Genomic analysis might reveal the presence of a potential driver mutation that is not targeted by standard treatment for a given type of cancer. It may be that a drug targeting the effects of that driver mutation is commercially available, but only approved by the U.S. Food and Drug Administration (FDA) for another form of cancer. Or, it may be that a drug targeting the effects of that driver mutation is not commercially available, but is accessible to patients through a clinical trial. The oncologist might use the information from the genomic analysis to select a nonstandard, personalized treatment for the patient. In the scenario described here, the oncologist might use the evidence of the driver mutation to treat the patient with an off-label targeted therapy. “Off-label” refers to the use of drugs outside of their FDA-approved prescribing information. Physicians have discretion to prescribe off-label, but should have a scientific rationale for doing so. As an example, a drug that targets mutant forms of EGFR and that is approved only for the treatment of lung cancer may be prescribed by an oncologist for colon cancer if testing reveals that the colon cancer cells carry a mutated EGFR and the clinician feels that the patient would be an appropriate candidate for the drug. Physicians’ liability risk may be greater when prescribing an off-label use, depending on how strong the scientific evidence is to support that use. Insurance companies and other third party payers (e.g., Medicare) might require documentation from the physician of the scientific rationale before they will agree to pay for off-label use. In an alternative resolution to the scenario described here, the oncologist might use the evidence of the driver mutation to recommend the patient enroll in a clinical trial in which the drug under investigation targets the effects of the driver mutation.
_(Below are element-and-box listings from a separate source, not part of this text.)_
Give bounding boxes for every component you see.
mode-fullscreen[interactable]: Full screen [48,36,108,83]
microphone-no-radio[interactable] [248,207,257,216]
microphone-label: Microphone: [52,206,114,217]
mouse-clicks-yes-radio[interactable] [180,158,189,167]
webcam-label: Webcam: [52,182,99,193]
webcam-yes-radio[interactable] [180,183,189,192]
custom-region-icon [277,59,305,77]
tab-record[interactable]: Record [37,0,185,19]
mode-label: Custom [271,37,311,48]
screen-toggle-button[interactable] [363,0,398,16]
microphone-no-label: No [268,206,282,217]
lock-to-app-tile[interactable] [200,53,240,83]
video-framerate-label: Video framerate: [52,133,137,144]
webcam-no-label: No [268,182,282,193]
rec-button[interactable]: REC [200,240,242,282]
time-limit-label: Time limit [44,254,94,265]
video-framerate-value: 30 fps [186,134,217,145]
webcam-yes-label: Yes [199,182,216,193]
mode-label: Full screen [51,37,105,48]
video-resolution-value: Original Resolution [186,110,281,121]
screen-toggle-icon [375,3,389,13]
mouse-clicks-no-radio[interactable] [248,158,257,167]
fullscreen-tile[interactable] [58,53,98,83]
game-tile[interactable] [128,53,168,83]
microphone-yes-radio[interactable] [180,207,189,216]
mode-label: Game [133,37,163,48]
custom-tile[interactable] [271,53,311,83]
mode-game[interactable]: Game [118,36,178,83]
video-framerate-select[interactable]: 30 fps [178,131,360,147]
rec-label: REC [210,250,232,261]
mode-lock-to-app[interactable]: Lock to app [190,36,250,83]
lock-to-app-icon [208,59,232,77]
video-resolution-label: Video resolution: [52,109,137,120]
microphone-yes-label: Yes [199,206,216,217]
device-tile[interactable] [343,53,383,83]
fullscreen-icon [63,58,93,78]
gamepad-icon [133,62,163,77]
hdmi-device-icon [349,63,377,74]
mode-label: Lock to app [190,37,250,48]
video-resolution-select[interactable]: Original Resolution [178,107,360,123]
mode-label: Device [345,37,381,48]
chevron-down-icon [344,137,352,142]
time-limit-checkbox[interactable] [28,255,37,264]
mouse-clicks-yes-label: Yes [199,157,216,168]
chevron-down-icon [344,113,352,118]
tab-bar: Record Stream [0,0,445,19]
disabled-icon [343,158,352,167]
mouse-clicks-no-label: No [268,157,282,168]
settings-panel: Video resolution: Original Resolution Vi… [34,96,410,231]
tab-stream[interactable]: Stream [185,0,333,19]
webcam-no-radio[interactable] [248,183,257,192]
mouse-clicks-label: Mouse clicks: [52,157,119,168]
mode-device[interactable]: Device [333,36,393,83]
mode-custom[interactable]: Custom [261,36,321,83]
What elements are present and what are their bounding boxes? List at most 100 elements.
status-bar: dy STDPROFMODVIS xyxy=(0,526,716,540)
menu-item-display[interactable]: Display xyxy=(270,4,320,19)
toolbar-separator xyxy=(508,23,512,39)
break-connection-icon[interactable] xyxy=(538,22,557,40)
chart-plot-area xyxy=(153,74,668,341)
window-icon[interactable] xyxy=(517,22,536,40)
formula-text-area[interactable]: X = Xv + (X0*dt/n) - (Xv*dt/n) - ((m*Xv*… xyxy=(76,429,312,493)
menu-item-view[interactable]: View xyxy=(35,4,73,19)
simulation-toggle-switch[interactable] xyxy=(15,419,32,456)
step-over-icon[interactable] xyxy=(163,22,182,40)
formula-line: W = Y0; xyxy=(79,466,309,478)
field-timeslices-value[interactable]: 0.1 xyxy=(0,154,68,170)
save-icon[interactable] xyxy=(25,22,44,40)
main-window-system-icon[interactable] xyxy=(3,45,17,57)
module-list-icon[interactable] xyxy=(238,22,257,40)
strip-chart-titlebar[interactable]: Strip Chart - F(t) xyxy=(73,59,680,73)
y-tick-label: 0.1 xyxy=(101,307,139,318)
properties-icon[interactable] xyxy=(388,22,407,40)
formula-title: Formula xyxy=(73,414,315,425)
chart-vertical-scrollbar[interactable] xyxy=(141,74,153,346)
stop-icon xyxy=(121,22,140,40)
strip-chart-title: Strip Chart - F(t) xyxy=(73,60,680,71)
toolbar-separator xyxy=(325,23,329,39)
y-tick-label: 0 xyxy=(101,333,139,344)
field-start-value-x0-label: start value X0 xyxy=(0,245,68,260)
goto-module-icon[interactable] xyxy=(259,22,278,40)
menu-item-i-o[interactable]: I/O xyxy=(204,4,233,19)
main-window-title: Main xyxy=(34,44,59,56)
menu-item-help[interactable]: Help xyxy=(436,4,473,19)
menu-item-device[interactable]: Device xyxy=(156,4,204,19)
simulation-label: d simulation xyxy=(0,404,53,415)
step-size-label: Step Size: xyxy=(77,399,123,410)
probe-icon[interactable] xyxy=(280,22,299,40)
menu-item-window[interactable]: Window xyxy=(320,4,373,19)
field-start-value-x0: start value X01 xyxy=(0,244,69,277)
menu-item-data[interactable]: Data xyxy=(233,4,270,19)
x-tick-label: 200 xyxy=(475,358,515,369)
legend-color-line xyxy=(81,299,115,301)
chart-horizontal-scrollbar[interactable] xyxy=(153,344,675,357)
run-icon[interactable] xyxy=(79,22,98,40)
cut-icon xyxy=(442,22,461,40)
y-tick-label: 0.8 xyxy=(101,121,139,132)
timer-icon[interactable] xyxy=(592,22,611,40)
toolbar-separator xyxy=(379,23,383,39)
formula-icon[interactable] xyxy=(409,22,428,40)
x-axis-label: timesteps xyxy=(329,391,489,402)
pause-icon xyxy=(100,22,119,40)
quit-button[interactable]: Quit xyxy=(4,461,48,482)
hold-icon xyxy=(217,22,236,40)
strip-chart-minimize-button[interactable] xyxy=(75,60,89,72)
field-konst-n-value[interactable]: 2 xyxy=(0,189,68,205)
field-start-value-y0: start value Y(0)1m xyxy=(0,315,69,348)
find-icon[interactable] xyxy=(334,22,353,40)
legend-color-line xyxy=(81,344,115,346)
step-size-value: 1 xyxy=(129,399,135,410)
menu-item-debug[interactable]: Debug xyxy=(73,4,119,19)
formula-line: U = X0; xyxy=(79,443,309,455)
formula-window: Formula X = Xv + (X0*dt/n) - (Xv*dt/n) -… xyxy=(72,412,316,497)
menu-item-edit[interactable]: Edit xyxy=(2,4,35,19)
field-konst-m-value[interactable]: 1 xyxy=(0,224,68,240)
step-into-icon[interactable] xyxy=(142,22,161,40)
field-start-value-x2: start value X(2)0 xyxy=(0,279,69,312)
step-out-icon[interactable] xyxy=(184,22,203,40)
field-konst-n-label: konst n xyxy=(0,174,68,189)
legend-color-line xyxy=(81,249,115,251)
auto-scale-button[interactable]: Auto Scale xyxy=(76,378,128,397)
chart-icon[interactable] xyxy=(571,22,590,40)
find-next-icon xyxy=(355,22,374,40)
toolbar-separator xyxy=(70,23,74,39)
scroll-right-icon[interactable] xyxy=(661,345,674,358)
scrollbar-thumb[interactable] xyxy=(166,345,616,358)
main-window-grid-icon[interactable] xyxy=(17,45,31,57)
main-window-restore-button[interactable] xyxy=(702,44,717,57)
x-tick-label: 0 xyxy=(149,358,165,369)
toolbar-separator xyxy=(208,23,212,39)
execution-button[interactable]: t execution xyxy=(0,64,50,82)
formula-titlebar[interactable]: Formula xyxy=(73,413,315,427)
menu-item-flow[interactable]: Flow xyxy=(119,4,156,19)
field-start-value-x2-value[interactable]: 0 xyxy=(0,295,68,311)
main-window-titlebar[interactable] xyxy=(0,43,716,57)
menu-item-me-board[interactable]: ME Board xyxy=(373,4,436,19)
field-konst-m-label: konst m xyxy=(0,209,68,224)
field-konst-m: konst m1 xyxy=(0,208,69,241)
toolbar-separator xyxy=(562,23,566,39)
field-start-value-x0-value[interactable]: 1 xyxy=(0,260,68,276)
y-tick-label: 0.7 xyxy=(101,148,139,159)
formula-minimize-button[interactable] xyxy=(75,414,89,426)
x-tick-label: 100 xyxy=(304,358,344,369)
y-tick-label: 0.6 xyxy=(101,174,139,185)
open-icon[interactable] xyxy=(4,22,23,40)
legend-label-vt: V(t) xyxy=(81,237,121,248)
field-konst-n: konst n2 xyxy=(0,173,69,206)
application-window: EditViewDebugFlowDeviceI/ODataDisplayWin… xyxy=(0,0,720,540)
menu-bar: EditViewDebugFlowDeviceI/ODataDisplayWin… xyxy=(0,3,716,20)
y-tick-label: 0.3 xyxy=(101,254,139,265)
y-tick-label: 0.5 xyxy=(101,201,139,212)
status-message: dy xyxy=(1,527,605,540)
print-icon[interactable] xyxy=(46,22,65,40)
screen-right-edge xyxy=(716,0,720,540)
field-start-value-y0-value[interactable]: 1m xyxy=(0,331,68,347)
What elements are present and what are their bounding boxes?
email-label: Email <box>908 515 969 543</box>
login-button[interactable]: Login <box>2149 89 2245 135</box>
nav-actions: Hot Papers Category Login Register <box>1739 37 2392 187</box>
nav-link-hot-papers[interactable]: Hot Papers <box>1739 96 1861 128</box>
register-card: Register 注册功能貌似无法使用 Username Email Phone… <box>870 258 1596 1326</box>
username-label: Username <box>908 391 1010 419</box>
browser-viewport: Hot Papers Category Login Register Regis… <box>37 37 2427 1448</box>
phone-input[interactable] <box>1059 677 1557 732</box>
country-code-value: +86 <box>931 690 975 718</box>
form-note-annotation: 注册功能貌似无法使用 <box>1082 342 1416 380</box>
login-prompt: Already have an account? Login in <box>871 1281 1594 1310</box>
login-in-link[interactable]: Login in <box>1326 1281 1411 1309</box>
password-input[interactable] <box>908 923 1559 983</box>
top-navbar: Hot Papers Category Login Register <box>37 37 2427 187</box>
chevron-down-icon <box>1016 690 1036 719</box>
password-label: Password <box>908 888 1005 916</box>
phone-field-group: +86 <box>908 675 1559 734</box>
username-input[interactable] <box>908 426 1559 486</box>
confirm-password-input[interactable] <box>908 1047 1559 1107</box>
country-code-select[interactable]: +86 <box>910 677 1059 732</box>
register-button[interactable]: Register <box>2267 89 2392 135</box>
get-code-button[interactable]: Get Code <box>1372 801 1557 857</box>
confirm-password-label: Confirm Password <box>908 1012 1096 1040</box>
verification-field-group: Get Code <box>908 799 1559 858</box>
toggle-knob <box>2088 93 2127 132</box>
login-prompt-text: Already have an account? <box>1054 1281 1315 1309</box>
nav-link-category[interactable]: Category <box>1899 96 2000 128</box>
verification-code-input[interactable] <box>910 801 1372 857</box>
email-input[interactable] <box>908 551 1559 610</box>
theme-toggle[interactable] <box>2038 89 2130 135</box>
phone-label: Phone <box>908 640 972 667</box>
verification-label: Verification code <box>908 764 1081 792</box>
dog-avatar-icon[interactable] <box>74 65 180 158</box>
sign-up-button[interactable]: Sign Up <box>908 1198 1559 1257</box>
The potential for genomic analysis to help guide personalized treatment for cancer is generating considerable excitement. The hope is that drugs will no longer be used against cancer in situations where they have an extremely low probability of success, and, more importantly, targeting drivers of uncontrolled growth present in a given tumor in a timely manner will be highly effective with reduced side effects. It is important, however, to note that most of these therapies are usually targeted at late-stage cancer patients.
Most patients follow the normal course of treatment that has been well established, and many of the drugs used are new and have adverse side effects. As drugs become more specific and their efficacy better known, however, it is expected that these targeted approaches and therapies will be administered to earlier stage patients and become more commonplace.
Another area of active research is the use of genomic and gene expression data to determine when to start anticancer treatment. All anticancer treatments carry a risk of side effects. For the patient (and the physician), it would be extremely useful to know how aggressive the cancer they are dealing with is so that they can make a well-informed decision about whether to start treatment immediately or delay treatment and just keep a close eye on tumor growth (“active surveillance”). This information would be especially useful in cases where the cancer is quite likely not to be aggressive, whereas treatments may have serious, life-altering side effects. For example, early stage prostate cancer often progresses very slowly over the course of many years, and some treatments may cause incontinence or impotence. Thus distinguishing aggressive versus nonaggressive prostate cancer would be valuable for knowing when and what type of treatment to use for that cancer.